No, not terrier, not terror. The term terroir, pronounced tearrrr-wahhh, encompasses all the natural elements that can affect a vine, such as the composition of the soil, the climate, the altitude, aspect and slope of the vineyard, and the surrounding geography. For dyed-in-the-wool Old World fans, terroir is everything in a wine. For staunch New Worlders, it is a lame excuse to charge over the odds for faulty wine. The truth lies somewhere between these two extremes.
How does terroir show itself in a wine? Take away the flavours of the grape variety, take away the flavours that can be attributed to the winemaker and what remains is a result of the terroir. The geographic and climatic influences are undeniable. Wines from higher altitudes tend to be crisper than those from lower ones. Wines from vineyards on slopes angled towards the midday sun will be riper than those facing away.
The impact of the soil is more controversial, but for Old Worlders, it is perhaps the most important aspect of terroir. There might be an earthy note, maybe a hint of stone – flint, slate, or volcanic lava, for example – and sometimes a nuance that you can’t pin down – ‘minerality’ is the in-word on such occasions. There’s no science that shows how elements in the soil can end up in a wine. However, my glass of Riesling from the slate slopes overlooking the Mosel river has more than a little slate-y tang.
And what if you can’t taste the soil? Maybe the terroir didn’t have much character anyway. Nothing wrong with that, providing the price is right. Or more worryingly, the producer didn’t manage to transfer its character to the bottle. This could be the result of sloppy winemaking. Too much oak is the big culprit here. If you want an overdose of wood, chew a pencil, just keep it out of my wine. Or it could be high yields. The more grapes a vine is asked to produce, the less will be their flavour. Or it could a bad diet. If a vine gets its nourishment from fertilisers and its water from an irrigation pipe, then the soil is almost irrelevant.

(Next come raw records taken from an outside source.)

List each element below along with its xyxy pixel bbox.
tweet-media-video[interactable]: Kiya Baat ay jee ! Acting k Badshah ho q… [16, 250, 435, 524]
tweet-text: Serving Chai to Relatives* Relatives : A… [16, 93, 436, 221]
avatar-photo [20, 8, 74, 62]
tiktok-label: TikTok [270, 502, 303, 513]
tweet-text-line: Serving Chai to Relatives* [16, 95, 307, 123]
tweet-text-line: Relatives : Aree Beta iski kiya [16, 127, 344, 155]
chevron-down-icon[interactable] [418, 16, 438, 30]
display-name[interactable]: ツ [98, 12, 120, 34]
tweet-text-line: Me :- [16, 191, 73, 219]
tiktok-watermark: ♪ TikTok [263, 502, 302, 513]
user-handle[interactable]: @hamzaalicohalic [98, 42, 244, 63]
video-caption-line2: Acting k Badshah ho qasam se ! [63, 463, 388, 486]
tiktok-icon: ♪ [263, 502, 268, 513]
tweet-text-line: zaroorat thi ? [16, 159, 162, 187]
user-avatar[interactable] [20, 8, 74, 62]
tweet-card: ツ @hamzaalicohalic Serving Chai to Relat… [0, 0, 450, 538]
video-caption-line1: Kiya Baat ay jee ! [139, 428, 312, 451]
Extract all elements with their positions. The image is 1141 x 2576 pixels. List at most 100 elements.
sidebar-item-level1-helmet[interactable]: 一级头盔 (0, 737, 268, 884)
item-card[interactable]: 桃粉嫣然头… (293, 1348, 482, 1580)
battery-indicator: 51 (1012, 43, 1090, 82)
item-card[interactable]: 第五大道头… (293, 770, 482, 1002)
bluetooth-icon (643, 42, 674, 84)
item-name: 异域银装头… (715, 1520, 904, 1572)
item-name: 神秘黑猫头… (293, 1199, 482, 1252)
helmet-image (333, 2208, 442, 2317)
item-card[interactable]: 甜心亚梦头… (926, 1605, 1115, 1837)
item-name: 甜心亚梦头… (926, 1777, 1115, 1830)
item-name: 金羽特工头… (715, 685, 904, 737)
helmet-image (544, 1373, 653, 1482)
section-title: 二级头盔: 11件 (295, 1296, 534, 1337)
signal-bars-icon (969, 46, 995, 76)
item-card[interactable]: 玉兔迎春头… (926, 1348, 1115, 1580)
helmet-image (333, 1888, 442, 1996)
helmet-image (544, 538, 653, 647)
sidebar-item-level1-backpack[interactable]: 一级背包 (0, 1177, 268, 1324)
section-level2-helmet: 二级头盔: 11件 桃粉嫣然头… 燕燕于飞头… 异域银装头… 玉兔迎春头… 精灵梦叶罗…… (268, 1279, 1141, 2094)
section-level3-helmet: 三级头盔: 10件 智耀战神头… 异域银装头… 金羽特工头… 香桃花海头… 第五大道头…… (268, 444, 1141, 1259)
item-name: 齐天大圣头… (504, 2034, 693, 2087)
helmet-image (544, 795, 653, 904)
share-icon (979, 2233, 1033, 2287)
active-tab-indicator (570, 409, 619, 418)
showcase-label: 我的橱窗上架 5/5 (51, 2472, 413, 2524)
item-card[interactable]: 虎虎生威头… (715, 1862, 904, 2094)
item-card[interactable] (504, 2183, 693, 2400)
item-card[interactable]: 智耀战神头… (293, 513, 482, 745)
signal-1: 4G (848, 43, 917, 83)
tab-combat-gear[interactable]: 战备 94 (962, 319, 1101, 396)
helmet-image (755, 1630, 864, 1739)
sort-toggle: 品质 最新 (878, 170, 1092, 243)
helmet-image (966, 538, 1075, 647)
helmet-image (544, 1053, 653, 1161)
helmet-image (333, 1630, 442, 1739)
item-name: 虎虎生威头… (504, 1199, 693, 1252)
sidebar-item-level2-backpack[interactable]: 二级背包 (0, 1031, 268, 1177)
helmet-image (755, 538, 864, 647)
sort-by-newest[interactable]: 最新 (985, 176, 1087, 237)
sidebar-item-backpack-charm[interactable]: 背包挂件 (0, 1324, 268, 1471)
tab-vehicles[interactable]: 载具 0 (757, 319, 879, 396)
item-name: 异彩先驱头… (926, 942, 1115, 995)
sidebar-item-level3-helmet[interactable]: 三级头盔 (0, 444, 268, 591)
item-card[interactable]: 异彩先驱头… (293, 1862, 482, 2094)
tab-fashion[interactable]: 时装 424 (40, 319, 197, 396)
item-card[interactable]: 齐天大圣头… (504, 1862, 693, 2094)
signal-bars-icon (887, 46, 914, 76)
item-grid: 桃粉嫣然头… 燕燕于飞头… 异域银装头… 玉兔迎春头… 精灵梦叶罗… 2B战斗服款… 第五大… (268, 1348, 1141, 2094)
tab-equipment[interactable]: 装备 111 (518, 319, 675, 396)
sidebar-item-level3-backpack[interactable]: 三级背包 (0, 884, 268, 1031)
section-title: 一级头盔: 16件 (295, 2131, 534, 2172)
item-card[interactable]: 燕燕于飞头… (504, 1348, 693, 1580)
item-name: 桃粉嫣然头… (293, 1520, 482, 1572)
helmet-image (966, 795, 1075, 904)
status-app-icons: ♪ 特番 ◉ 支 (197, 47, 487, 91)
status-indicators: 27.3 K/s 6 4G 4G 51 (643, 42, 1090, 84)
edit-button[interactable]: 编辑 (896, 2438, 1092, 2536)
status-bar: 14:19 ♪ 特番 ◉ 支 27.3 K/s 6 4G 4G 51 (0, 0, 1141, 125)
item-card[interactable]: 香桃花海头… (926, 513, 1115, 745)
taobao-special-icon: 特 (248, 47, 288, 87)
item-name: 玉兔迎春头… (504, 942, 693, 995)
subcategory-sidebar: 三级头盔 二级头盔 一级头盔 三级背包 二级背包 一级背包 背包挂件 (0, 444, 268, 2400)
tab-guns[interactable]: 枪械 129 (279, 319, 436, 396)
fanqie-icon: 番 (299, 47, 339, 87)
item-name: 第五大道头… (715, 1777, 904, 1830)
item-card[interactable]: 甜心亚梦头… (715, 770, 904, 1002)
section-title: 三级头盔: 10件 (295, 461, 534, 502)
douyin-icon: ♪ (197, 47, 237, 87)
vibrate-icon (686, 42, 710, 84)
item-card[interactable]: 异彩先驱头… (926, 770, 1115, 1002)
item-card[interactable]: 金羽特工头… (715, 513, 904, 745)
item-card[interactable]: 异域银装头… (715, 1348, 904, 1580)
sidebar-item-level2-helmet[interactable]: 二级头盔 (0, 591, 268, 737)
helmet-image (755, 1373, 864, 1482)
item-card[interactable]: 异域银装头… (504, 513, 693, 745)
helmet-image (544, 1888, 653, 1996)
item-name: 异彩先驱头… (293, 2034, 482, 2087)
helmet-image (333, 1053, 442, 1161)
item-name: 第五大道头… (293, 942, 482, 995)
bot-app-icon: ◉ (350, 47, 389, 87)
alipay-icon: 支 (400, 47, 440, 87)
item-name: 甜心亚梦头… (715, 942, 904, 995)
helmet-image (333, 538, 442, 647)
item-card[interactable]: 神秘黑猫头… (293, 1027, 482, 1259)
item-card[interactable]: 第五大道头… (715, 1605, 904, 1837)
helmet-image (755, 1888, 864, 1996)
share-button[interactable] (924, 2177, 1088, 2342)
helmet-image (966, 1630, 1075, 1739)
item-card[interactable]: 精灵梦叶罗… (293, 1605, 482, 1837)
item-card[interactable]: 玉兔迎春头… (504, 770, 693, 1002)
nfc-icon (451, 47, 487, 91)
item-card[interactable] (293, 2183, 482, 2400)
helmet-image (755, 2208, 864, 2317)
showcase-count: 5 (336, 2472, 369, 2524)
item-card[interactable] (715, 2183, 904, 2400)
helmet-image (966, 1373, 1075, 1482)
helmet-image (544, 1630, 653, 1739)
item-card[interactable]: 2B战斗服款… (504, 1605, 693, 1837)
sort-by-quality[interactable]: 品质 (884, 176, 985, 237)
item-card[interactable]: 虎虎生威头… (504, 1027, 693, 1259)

To experience the highs and lows of terroir, head for Burgundy, where there are hundreds of different vineyards, each (allegedly) with its own unique character. In the good cellars, the nuances of the different terroirs shine through in the various wines. In the bad ones, you wonder why someone has the gall to charge £30 or more for overoaked, underflavoured wines that are hard to tell apart.